Begrüntes Steildach für einen Holzrahmenbau

Dachbegrünungssystem für Steildächer mit unterschiedlichem Gefälle

Ein Steildach mit Begrünung ist technisch aufwändiger zu realisieren als ein begrüntes Flachdach, bietet aber die gleichen Vorteile. Um das Steildach eines Wohnhauses in Unlingen zu begrünen, nutzte man aufgrund der unterschiedlichen Dachneigungen zwei verschiedene Gründachsysteme.

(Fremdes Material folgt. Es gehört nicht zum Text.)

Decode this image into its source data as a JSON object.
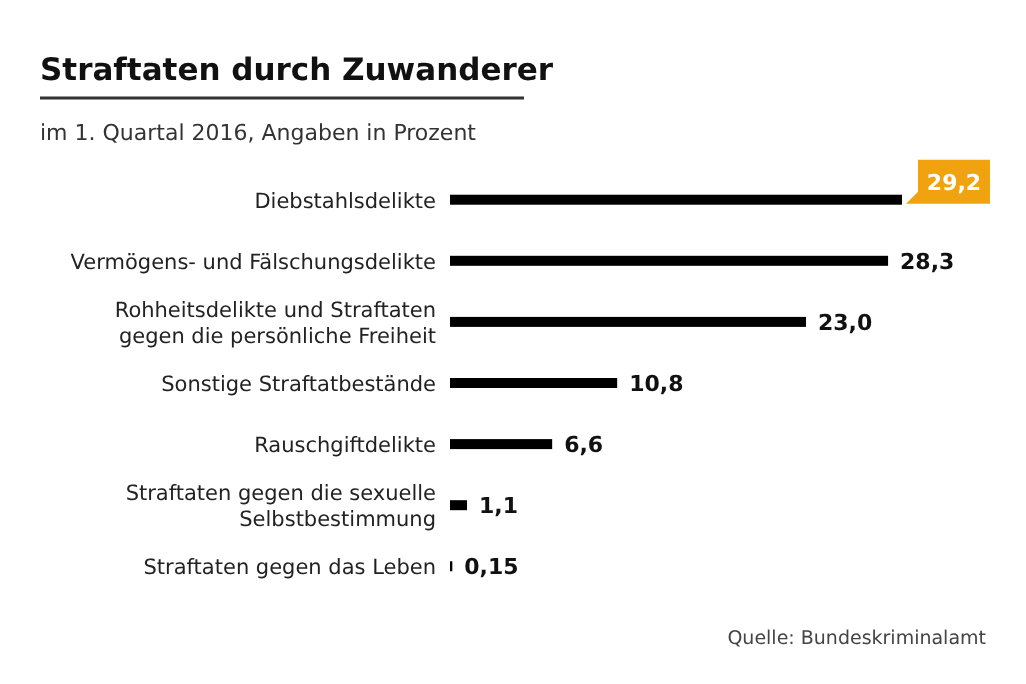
{
  "chart_data": {
    "type": "bar",
    "orientation": "horizontal",
    "title": "Straftaten durch Zuwanderer",
    "subtitle": "im 1. Quartal 2016, Angaben in Prozent",
    "categories": [
      "Diebstahlsdelikte",
      "Vermögens- und Fälschungsdelikte",
      "Rohheitsdelikte und Straftaten\ngegen die persönliche Freiheit",
      "Sonstige Straftatbestände",
      "Rauschgiftdelikte",
      "Straftaten gegen die sexuelle\nSelbstbestimmung",
      "Straftaten gegen das Leben"
    ],
    "values": [
      29.2,
      28.3,
      23.0,
      10.8,
      6.6,
      1.1,
      0.15
    ],
    "value_labels": [
      "29,2",
      "28,3",
      "23,0",
      "10,8",
      "6,6",
      "1,1",
      "0,15"
    ],
    "color": "#000000",
    "annotations": [
      "Quelle: Bundeskriminalamt"
    ]
  }
}
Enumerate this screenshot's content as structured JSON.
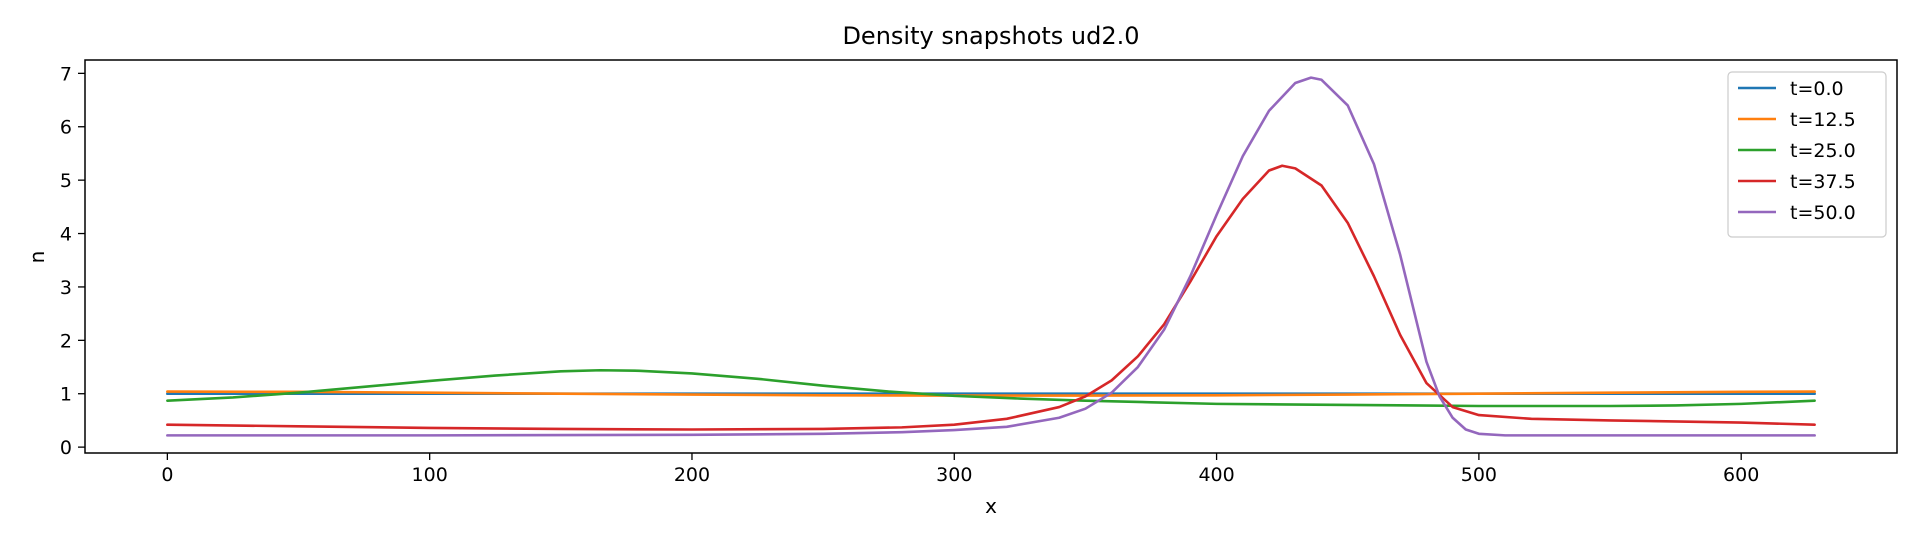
{
  "chart_data": {
    "type": "line",
    "title": "Density snapshots  ud2.0",
    "xlabel": "x",
    "ylabel": "n",
    "xlim": [
      -31.4,
      659.4
    ],
    "ylim": [
      -0.11,
      7.25
    ],
    "xticks": [
      0,
      100,
      200,
      300,
      400,
      500,
      600
    ],
    "yticks": [
      0,
      1,
      2,
      3,
      4,
      5,
      6,
      7
    ],
    "grid": false,
    "legend_position": "top-right",
    "series": [
      {
        "name": "t=0.0",
        "color": "#1f77b4",
        "x": [
          0,
          100,
          200,
          300,
          400,
          500,
          628
        ],
        "y": [
          1.0,
          1.0,
          1.0,
          1.0,
          1.0,
          1.0,
          1.0
        ]
      },
      {
        "name": "t=12.5",
        "color": "#ff7f0e",
        "x": [
          0,
          50,
          100,
          150,
          200,
          250,
          300,
          350,
          400,
          450,
          500,
          550,
          600,
          628
        ],
        "y": [
          1.04,
          1.035,
          1.02,
          1.0,
          0.985,
          0.97,
          0.965,
          0.965,
          0.97,
          0.985,
          1.0,
          1.02,
          1.035,
          1.04
        ]
      },
      {
        "name": "t=25.0",
        "color": "#2ca02c",
        "x": [
          0,
          25,
          50,
          75,
          100,
          125,
          150,
          165,
          180,
          200,
          225,
          250,
          275,
          300,
          325,
          350,
          375,
          400,
          425,
          450,
          475,
          500,
          525,
          550,
          575,
          600,
          628
        ],
        "y": [
          0.87,
          0.93,
          1.02,
          1.13,
          1.24,
          1.34,
          1.42,
          1.44,
          1.43,
          1.38,
          1.28,
          1.15,
          1.04,
          0.96,
          0.91,
          0.87,
          0.84,
          0.81,
          0.8,
          0.79,
          0.78,
          0.77,
          0.77,
          0.77,
          0.78,
          0.81,
          0.87
        ]
      },
      {
        "name": "t=37.5",
        "color": "#d62728",
        "x": [
          0,
          50,
          100,
          150,
          200,
          250,
          280,
          300,
          320,
          340,
          350,
          360,
          370,
          380,
          390,
          400,
          410,
          420,
          425,
          430,
          440,
          450,
          460,
          470,
          480,
          490,
          500,
          520,
          550,
          600,
          628
        ],
        "y": [
          0.42,
          0.39,
          0.36,
          0.34,
          0.33,
          0.34,
          0.37,
          0.42,
          0.53,
          0.75,
          0.95,
          1.25,
          1.7,
          2.3,
          3.1,
          3.95,
          4.65,
          5.18,
          5.27,
          5.22,
          4.9,
          4.2,
          3.2,
          2.1,
          1.2,
          0.75,
          0.6,
          0.53,
          0.5,
          0.46,
          0.42
        ]
      },
      {
        "name": "t=50.0",
        "color": "#9467bd",
        "x": [
          0,
          100,
          200,
          250,
          280,
          300,
          320,
          340,
          350,
          360,
          370,
          380,
          390,
          400,
          410,
          420,
          430,
          436,
          440,
          450,
          460,
          470,
          475,
          480,
          485,
          490,
          495,
          500,
          510,
          550,
          600,
          628
        ],
        "y": [
          0.22,
          0.22,
          0.23,
          0.25,
          0.28,
          0.32,
          0.38,
          0.55,
          0.72,
          1.02,
          1.5,
          2.2,
          3.2,
          4.35,
          5.45,
          6.3,
          6.82,
          6.92,
          6.88,
          6.4,
          5.3,
          3.6,
          2.6,
          1.6,
          0.95,
          0.55,
          0.33,
          0.25,
          0.22,
          0.22,
          0.22,
          0.22
        ]
      }
    ]
  }
}
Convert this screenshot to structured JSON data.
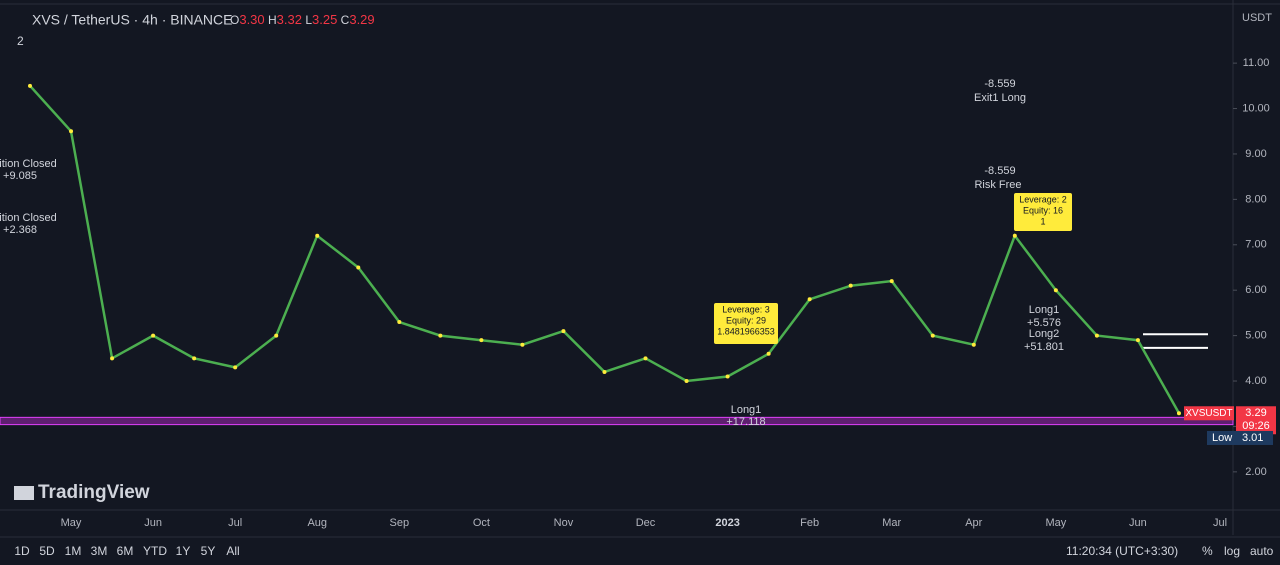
{
  "header": {
    "symbol": "XVS / TetherUS · 4h · BINANCE",
    "open_label": "O",
    "open": "3.30",
    "high_label": "H",
    "high": "3.32",
    "low_label": "L",
    "low": "3.25",
    "close_label": "C",
    "close": "3.29",
    "indicator_count": "2"
  },
  "chart_data": {
    "type": "line",
    "categories": [
      null,
      "May",
      null,
      "Jun",
      null,
      "Jul",
      null,
      "Aug",
      null,
      "Sep",
      null,
      "Oct",
      null,
      "Nov",
      null,
      "Dec",
      null,
      "2023",
      null,
      "Feb",
      null,
      "Mar",
      null,
      "Apr",
      null,
      "May",
      null,
      "Jun",
      null,
      "Jul"
    ],
    "values": [
      10.5,
      9.5,
      4.5,
      5.0,
      4.5,
      4.3,
      5.0,
      7.2,
      6.5,
      5.3,
      5.0,
      4.9,
      4.8,
      5.1,
      4.2,
      4.5,
      4.0,
      4.1,
      4.6,
      5.8,
      6.1,
      6.2,
      5.0,
      4.8,
      7.2,
      6.0,
      5.0,
      4.9,
      3.29,
      null
    ],
    "color": "#4caf50",
    "ylim": [
      1.16,
      12.39
    ],
    "yticks": [
      {
        "value": 2,
        "label": "2.00"
      },
      {
        "value": 3,
        "label": "3.00"
      },
      {
        "value": 4,
        "label": "4.00"
      },
      {
        "value": 5,
        "label": "5.00"
      },
      {
        "value": 6,
        "label": "6.00"
      },
      {
        "value": 7,
        "label": "7.00"
      },
      {
        "value": 8,
        "label": "8.00"
      },
      {
        "value": 9,
        "label": "9.00"
      },
      {
        "value": 10,
        "label": "10.00"
      },
      {
        "value": 11,
        "label": "11.00"
      }
    ],
    "y_unit": "USDT",
    "hlines": [
      5.03,
      4.73
    ],
    "band": [
      3.04,
      3.2
    ],
    "annotations": [
      "-8.559",
      "Exit1 Long",
      "-8.559",
      "Risk Free",
      "ition Closed",
      "+9.085",
      "ition Closed",
      "+2.368",
      "Long1",
      "+17.118",
      "Long1",
      "+5.576",
      "Long2",
      "+51.801"
    ],
    "boxes": [
      [
        "Leverage: 3",
        "Equity: 29",
        "1.8481966353"
      ],
      [
        "Leverage: 2",
        "Equity: 16",
        "1"
      ]
    ],
    "price_tag": {
      "symbol": "XVSUSDT",
      "price": 3.29,
      "countdown": "09:26"
    },
    "low_tag": {
      "label": "Low",
      "price": 3.01
    }
  },
  "logo": "TradingView",
  "toolbar": {
    "ranges": [
      "1D",
      "5D",
      "1M",
      "3M",
      "6M",
      "YTD",
      "1Y",
      "5Y",
      "All"
    ],
    "clock": "11:20:34 (UTC+3:30)",
    "percent": "%",
    "log": "log",
    "auto": "auto"
  }
}
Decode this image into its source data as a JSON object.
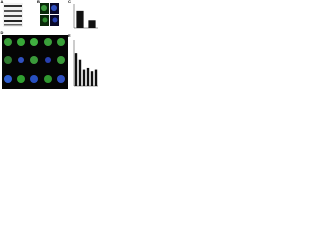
{
  "panel_labels": [
    "A",
    "B",
    "C",
    "D",
    "E"
  ],
  "charts": [
    {
      "type": "bar",
      "values": [
        1.0,
        0.45
      ],
      "color": "#111111",
      "ylim": [
        0,
        1.4
      ]
    },
    {
      "type": "bar",
      "values": [
        1.0,
        0.8,
        0.5,
        0.55,
        0.45,
        0.5
      ],
      "color": "#111111",
      "ylim": [
        0,
        1.4
      ]
    }
  ]
}
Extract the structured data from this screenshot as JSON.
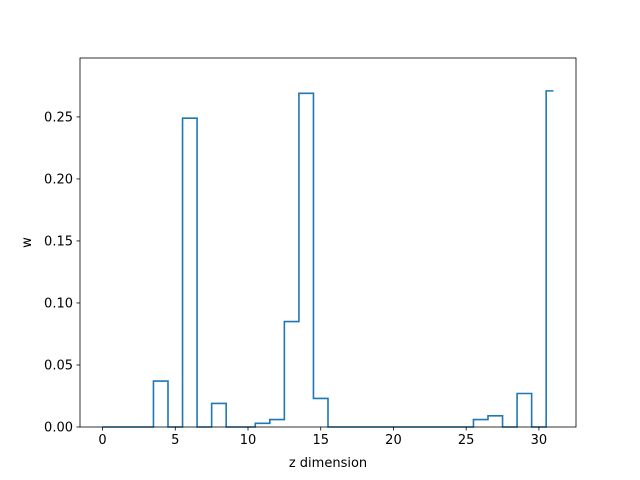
{
  "chart_data": {
    "type": "line",
    "style": "step",
    "title": "",
    "xlabel": "z dimension",
    "ylabel": "w",
    "xlim": [
      -1.55,
      32.55
    ],
    "ylim": [
      0,
      0.2975
    ],
    "xticks": [
      0,
      5,
      10,
      15,
      20,
      25,
      30
    ],
    "yticks": [
      0.0,
      0.05,
      0.1,
      0.15,
      0.2,
      0.25
    ],
    "ytick_labels": [
      "0.00",
      "0.05",
      "0.10",
      "0.15",
      "0.20",
      "0.25"
    ],
    "grid": false,
    "legend": "none",
    "color": "#1f77b4",
    "x": [
      0,
      1,
      2,
      3,
      4,
      5,
      6,
      7,
      8,
      9,
      10,
      11,
      12,
      13,
      14,
      15,
      16,
      17,
      18,
      19,
      20,
      21,
      22,
      23,
      24,
      25,
      26,
      27,
      28,
      29,
      30,
      31
    ],
    "values": [
      0,
      0,
      0,
      0,
      0.037,
      0,
      0.249,
      0,
      0.019,
      0,
      0,
      0.003,
      0.006,
      0.085,
      0.269,
      0.023,
      0,
      0,
      0,
      0,
      0,
      0,
      0,
      0,
      0,
      0,
      0.006,
      0.009,
      0,
      0.027,
      0,
      0.271
    ]
  }
}
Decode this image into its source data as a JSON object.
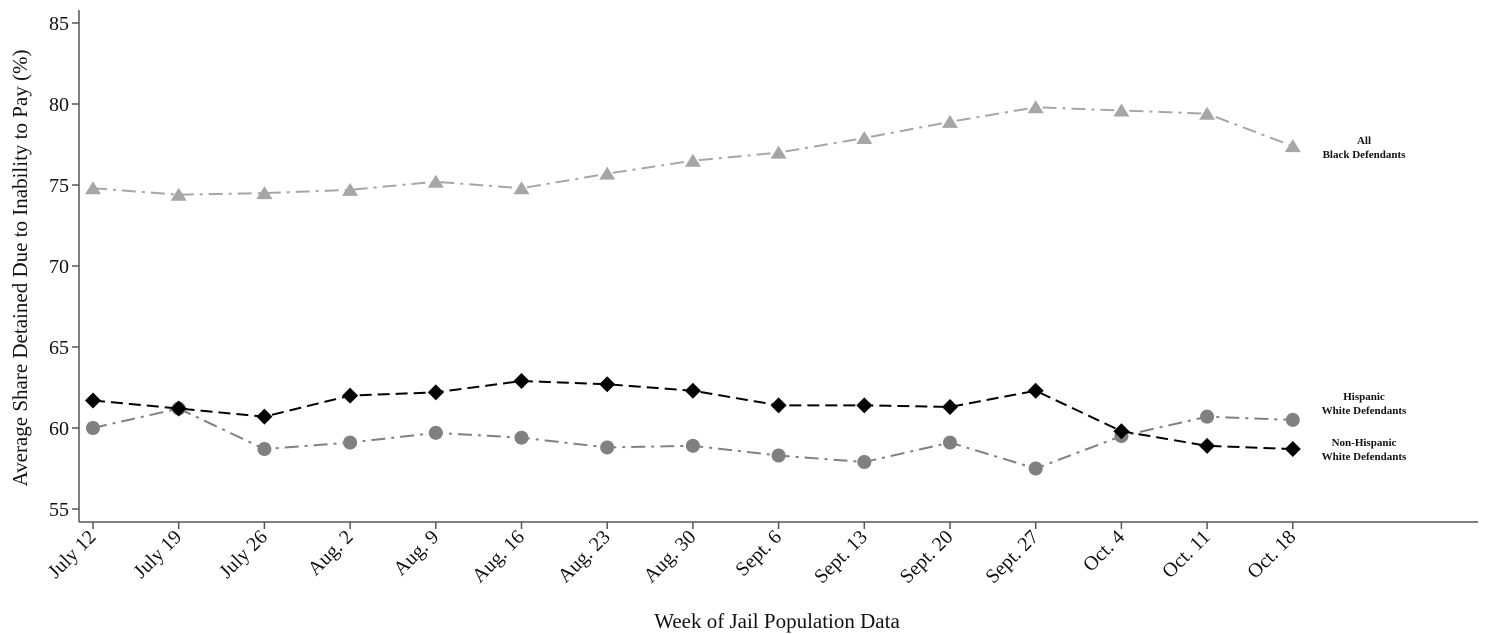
{
  "chart_data": {
    "type": "line",
    "xlabel": "Week of Jail Population Data",
    "ylabel": "Average Share Detained Due to Inability to Pay (%)",
    "ylim": [
      55,
      85
    ],
    "yticks": [
      55,
      60,
      65,
      70,
      75,
      80,
      85
    ],
    "grid": false,
    "legend": "none (direct labels at right end of lines)",
    "categories": [
      "July 12",
      "July 19",
      "July 26",
      "Aug. 2",
      "Aug. 9",
      "Aug. 16",
      "Aug. 23",
      "Aug. 30",
      "Sept. 6",
      "Sept. 13",
      "Sept. 20",
      "Sept. 27",
      "Oct. 4",
      "Oct. 11",
      "Oct. 18"
    ],
    "series": [
      {
        "label_lines": [
          "All",
          "Black Defendants"
        ],
        "marker": "triangle",
        "color": "#a6a6a6",
        "dash": "dash-dot",
        "values": [
          74.8,
          74.4,
          74.5,
          74.7,
          75.2,
          74.8,
          75.7,
          76.5,
          77.0,
          77.9,
          78.9,
          79.8,
          79.6,
          79.4,
          77.4
        ]
      },
      {
        "label_lines": [
          "Hispanic",
          "White Defendants"
        ],
        "marker": "circle",
        "color": "#808080",
        "dash": "dash-dot",
        "values": [
          60.0,
          61.2,
          58.7,
          59.1,
          59.7,
          59.4,
          58.8,
          58.9,
          58.3,
          57.9,
          59.1,
          57.5,
          59.5,
          60.7,
          60.5
        ]
      },
      {
        "label_lines": [
          "Non-Hispanic",
          "White Defendants"
        ],
        "marker": "diamond",
        "color": "#000000",
        "dash": "dashed",
        "values": [
          61.7,
          61.2,
          60.7,
          62.0,
          62.2,
          62.9,
          62.7,
          62.3,
          61.4,
          61.4,
          61.3,
          62.3,
          59.8,
          58.9,
          58.7
        ]
      }
    ],
    "axis_color": "#555555"
  }
}
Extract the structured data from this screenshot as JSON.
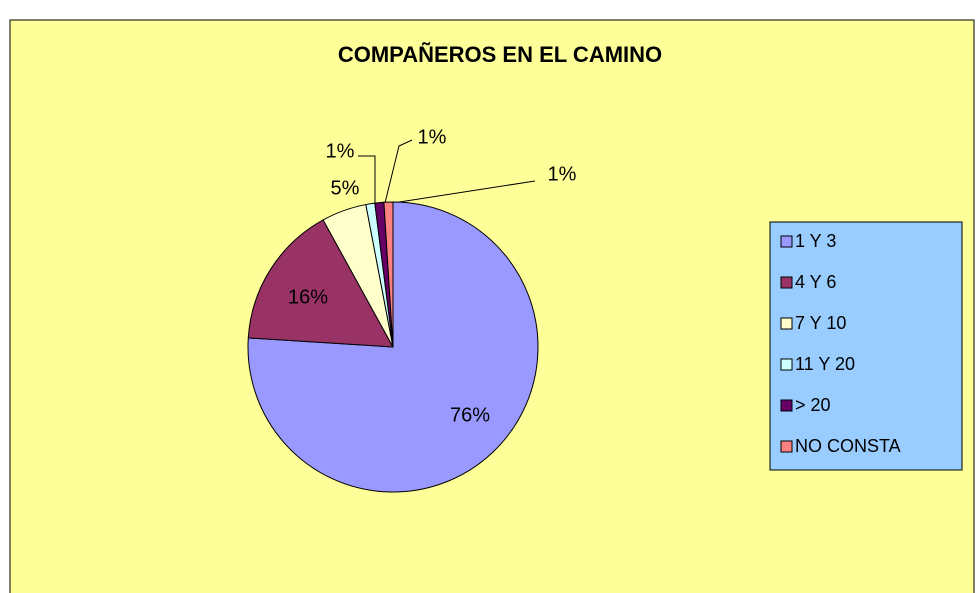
{
  "chart_data": {
    "type": "pie",
    "title": "COMPAÑEROS EN EL CAMINO",
    "categories": [
      "1 Y 3",
      "4 Y 6",
      "7 Y 10",
      "11 Y 20",
      "> 20",
      "NO CONSTA"
    ],
    "values": [
      76,
      16,
      5,
      1,
      1,
      1
    ],
    "value_labels": [
      "76%",
      "16%",
      "5%",
      "1%",
      "1%",
      "1%"
    ],
    "colors": [
      "#9999ff",
      "#993366",
      "#ffffcc",
      "#ccffff",
      "#660066",
      "#ff8080"
    ],
    "legend": "right"
  }
}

Einen grünen „Hut“ sollte das Holzhaus in Unlingen  im Landkreis Biberach erhalten – das war der ausdrückliche Wunsch der Bauherrin, die damit der Natur zumindest einen Teil der versiegelten Fläche zurückgeben wollte. Das Satteldach mit 20° beziehungsweise 30° Dachneigung wurde mit zwei unterschiedlichen Gründachsystemen von Zinco begrünt – mit den dazugehörigen Maßnahmen zur Schubabtragung und zum Erosionsschutz.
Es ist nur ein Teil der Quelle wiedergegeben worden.